Simon Willison’s Weblog

Subscribe

Recovering missing content from the Internet Archive

8th October 2017

When I restored my blog last weekend I used the most recent SQL backup of my blog’s database from back in 2010. I thought it had all of my content from before I started my 7 year hiatus, but in watching the 404 logs I started seeing the occasional hit to something that really should have been there but wasn’t. Turns out the SQL backup I was working from was missing some content.

Thank goodness then for the Wayback Machine at the Internet Archive! I tried some of the missing URLs there and found they had been captured and preserved. But how to get them back?

A quick search turned up wayback-machine-downloader, an open-source Ruby script that claims to be able to Download an entire website from the Internet Archive Wayback Machine. I gem installed it and tried it out (after some cargo cult incantations to work around some weird certificate errors I was seeing)

rvm osx-ssl-certs update all
gem update --system
gem install wayback_machine_downloader

wayback_machine_downloader http://simonwillison.net/

And it worked! I left it running overnight and came back to a folder containing 18,952 HTML files, neatly arranged in a directory structure that matched my site:

$ find . | more
.
./simonwillison.net
./simonwillison.net/2002
./simonwillison.net/2002/Aug
./simonwillison.net/2002/Aug/1
./simonwillison.net/2002/Aug/1/cetis
./simonwillison.net/2002/Aug/1/cetis/index.html
./simonwillison.net/2002/Aug/1/cssSelectorsTutorial
./simonwillison.net/2002/Aug/1/cssSelectorsTutorial/index.html
...

I tarred them up into an archive and backed them up to Dropbox.

Next challenge: how to restore the missing content?

I’m a recent and enthusiastic adopter of Jupyter notebooks. As a huge fan of development in a REPL I’m shocked I was so late to this particular party. So I fired up Jupyter and used it to start playing with the data.

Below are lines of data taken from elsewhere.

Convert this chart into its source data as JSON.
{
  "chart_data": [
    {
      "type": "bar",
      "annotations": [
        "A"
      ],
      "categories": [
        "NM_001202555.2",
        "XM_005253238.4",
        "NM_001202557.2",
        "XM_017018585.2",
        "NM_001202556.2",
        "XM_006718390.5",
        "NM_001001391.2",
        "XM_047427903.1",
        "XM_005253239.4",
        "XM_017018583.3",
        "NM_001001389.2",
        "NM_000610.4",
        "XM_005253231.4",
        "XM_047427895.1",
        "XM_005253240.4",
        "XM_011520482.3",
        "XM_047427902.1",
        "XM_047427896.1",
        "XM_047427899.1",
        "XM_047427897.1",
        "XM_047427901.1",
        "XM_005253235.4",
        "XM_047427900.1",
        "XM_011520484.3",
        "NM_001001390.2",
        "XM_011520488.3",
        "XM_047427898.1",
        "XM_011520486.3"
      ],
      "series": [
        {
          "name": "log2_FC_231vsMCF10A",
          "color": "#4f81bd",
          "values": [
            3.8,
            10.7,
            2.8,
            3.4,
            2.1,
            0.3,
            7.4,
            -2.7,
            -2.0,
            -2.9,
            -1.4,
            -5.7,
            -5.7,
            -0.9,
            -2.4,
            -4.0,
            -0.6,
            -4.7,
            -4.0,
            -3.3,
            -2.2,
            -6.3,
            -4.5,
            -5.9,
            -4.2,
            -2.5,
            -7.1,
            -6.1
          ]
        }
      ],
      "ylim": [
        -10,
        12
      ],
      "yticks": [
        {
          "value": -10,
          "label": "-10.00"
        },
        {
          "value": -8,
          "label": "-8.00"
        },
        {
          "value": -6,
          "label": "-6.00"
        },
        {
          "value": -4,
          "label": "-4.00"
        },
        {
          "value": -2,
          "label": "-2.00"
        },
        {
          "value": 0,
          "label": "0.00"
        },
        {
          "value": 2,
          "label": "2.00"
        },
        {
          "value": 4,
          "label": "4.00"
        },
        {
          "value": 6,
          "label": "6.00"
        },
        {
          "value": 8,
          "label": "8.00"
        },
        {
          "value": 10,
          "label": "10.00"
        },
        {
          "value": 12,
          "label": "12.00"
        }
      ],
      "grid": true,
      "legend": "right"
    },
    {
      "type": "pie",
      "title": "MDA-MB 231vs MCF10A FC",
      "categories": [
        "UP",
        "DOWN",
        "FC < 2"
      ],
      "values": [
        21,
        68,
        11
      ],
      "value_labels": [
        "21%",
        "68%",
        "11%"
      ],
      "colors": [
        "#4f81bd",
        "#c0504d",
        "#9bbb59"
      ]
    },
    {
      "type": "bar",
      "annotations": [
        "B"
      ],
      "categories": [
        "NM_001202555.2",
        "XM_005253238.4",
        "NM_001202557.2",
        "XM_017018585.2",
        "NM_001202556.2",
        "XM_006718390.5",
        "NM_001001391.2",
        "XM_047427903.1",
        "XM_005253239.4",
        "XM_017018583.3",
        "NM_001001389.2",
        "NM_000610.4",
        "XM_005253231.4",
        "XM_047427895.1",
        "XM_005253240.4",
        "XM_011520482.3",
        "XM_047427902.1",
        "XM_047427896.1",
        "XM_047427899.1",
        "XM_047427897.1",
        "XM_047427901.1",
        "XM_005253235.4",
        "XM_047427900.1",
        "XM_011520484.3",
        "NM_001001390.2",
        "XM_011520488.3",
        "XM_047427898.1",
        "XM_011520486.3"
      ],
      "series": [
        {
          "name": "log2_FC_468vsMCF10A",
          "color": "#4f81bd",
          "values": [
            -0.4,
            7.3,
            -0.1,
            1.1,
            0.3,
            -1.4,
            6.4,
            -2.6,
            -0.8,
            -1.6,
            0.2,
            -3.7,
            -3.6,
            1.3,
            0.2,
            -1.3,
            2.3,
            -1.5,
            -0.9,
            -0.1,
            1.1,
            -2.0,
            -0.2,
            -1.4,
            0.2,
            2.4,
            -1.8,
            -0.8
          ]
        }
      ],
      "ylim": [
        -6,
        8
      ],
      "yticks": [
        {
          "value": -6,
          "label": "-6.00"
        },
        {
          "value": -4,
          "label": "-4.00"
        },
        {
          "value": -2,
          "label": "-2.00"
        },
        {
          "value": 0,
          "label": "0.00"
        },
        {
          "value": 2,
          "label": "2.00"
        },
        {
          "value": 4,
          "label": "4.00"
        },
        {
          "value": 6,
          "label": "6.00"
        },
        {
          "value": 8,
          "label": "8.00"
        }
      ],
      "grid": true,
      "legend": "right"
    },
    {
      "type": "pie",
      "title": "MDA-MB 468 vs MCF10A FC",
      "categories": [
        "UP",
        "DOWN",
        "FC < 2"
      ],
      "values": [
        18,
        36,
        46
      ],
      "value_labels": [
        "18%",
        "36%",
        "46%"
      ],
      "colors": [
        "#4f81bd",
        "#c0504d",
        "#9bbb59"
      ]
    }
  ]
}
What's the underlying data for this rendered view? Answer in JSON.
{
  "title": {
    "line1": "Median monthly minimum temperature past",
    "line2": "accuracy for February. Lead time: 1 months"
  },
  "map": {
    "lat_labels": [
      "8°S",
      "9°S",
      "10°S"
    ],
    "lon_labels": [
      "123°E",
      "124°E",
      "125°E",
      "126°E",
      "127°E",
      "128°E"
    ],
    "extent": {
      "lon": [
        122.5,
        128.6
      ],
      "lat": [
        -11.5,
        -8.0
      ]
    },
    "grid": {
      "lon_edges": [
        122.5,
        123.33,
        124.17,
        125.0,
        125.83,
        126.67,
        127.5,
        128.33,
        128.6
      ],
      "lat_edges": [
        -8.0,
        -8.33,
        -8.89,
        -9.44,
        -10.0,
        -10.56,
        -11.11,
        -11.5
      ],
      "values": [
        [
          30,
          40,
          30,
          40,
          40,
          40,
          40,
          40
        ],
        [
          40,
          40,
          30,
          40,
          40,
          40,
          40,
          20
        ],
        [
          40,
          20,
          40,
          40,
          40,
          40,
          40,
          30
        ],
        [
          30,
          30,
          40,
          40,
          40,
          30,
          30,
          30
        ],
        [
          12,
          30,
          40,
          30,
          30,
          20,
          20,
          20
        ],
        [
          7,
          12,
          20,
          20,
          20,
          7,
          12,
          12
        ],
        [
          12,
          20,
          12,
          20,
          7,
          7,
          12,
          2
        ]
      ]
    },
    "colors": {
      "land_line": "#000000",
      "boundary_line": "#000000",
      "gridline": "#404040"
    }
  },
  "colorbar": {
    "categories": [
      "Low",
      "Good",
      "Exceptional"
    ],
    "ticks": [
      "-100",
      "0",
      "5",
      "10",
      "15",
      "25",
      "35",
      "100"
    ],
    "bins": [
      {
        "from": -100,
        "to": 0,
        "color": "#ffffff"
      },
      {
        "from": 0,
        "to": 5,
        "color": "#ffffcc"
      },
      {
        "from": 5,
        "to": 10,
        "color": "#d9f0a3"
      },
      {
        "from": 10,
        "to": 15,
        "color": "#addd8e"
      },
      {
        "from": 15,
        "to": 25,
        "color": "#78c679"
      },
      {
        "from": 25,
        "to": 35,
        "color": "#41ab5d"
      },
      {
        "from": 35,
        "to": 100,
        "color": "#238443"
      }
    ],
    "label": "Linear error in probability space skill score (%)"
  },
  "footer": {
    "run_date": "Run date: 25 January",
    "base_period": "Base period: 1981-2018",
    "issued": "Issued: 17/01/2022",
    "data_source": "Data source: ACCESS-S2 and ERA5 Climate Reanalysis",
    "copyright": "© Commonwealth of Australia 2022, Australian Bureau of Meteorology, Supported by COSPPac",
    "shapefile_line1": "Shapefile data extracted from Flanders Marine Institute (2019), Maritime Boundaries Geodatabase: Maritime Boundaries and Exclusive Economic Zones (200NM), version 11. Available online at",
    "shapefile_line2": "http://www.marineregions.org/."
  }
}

Here’s the final version of my notebook. I ended up with a script that did the following:

  • Load in the full list of paths from the tar archive, and filter for just the ones matching the /YYYY/Mon/DD/slug/ format used for my blog content
  • Talk to my local Django development environment and load in the full list of actual content URLs represented in that database.
  • Calculate the difference between the two—those are the 213 items that need to be recovered.
  • For each of those 213 items, load the full HTML that had been saved by the Internet Archive and feed it into the BeautifulSoup HTML parsing library.
  • Detect if each one is an entry, a blogmark or a quotation. Scrape the key content out of each one based on the type.
  • Scrape the tags for each item, using this delightful one-liner: [a.text for a in soup.findAll('a', {'rel': 'tag'})]
  • Scrape the comments for each item separately. These were mostly spam, so I haven’t yet recovered these for publication (I need to do some aggressive spam filtering first). I have however stashed them in the database for later processing.
  • Write all of the scraped data out to a giant JSON file and upload it to a gist (a nice cheap way of giving it a URL).

Having executed the above script, I now have a JSON file containing the parsed content for all of the missing items found in the Wayback Machine. All I needed then was a script which could take that JSON and turn it into records in the database. I implemented that as a custom Django management command and deployed it to Heroku.

Last step: shell into a Heroku dyno (using heroku run bash) and run the following:

./manage.py import_blog_json \
    --url_to_json=https://gist.github.com/simonw/5a5bc1f58297d2c7d68dd7448a4d6614/raw/28d5d564ae3fe7165802967b0f9c4eff6091caf0/recovered-blog-content.json \
    --tag_with=recovered

The result: 213 recovered items (which I tagged with recovered so I could easily browse them). Including the most important entry on my whole site, my write-up of my wedding!

So thank you very much to the Internet Archive team, and thank you Hartator for your extremely useful wayback-machine-downloader tool.